これは、内容物が漏れたとしても副作用が軽い、という安全面を重視して開発されました。
ところが、触り心地や見た目の形状が少々不自然であったり、中の生理的食塩水が漏れやすかったりすることが発覚し、問題になっていました。

そこで、より自然な感触のものにしようと、新しい材料でつくられたハイドロジェルが開発されました。
しかし、欧米では、安全面に問題があるということで、このハイドロジェルは禁止になっているようです。
また、生理的食塩水のバッグと比較すると、切開の傷口が多少大きいようです。

しかも、感触の良さという点で、生理食塩水バッグもハイドロジェルバッグも、シリコンにはかなわず、やはりシリコンを使用したい、という意見が多数あったようです。
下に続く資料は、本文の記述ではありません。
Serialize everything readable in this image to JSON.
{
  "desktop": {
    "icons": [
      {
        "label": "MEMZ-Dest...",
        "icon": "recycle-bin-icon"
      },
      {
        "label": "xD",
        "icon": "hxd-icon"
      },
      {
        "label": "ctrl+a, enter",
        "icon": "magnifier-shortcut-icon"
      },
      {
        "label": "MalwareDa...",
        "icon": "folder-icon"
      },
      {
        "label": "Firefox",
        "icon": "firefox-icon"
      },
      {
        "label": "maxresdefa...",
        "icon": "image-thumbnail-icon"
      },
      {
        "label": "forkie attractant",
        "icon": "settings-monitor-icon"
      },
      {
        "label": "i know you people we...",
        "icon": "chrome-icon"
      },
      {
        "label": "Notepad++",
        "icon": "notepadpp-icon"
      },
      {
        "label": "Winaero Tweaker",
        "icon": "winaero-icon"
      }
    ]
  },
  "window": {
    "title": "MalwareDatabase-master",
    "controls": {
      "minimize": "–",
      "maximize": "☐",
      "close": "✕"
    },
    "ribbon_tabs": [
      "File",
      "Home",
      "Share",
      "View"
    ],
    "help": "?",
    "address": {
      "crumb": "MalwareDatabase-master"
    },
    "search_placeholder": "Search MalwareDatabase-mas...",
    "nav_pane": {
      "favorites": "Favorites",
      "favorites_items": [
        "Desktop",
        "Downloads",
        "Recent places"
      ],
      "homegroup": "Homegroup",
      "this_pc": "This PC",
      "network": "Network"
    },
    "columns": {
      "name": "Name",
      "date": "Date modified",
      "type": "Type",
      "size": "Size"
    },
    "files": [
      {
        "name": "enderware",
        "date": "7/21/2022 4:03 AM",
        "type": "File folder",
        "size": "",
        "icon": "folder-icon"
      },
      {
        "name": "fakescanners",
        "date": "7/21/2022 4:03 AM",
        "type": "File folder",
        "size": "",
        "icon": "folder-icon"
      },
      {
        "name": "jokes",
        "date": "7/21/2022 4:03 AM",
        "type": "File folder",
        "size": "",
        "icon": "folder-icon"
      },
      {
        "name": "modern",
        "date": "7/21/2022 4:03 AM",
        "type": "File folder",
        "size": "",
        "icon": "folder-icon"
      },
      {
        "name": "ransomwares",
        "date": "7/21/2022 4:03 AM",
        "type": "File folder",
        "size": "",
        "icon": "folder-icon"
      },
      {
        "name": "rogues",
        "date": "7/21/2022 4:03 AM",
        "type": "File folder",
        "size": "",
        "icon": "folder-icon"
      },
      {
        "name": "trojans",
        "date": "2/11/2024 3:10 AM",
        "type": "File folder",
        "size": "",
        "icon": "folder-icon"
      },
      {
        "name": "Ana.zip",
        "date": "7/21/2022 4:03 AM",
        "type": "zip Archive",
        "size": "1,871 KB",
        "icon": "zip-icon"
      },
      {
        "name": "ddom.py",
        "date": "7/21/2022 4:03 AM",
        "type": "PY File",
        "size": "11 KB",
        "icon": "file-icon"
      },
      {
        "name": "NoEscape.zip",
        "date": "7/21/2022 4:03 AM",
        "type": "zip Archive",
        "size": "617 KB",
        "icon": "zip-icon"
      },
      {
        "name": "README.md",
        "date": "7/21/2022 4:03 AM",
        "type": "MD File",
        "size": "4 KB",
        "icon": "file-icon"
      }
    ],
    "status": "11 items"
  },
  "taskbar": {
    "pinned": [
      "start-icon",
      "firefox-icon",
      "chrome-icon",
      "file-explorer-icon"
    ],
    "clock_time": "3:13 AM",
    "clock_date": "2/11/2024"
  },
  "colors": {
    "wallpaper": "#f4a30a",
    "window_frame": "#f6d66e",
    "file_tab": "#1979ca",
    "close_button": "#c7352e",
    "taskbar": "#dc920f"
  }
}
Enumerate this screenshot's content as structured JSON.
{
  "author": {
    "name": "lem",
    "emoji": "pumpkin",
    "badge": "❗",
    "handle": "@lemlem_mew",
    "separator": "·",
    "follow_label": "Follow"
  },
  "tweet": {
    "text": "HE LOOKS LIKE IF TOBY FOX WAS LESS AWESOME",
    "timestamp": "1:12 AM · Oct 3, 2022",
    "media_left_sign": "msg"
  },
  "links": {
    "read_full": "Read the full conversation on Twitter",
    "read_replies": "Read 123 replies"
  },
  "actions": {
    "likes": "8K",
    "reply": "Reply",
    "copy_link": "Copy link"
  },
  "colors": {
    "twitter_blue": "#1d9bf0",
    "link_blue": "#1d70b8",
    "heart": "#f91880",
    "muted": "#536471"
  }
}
そこで、その要望に応えるために開発されたのが、現在人気の豊胸材料、コヒーシブシリコンバッグです。
このコヒーシブシリコンバッグは、液体シリコンを固形化(ゼリー状)したもので、組織に非常に浸透しにくく、体に漏れ出て浸透してしまう心配がないといった安全面で優れています。
こんなことから、コヒーシブシリコンバッグは、現在、もっとも人気があり、希望者も急増しているようです。
他に、CMCバッグ、バイオセルバッグといった豊胸材料を採用している医院も多いです。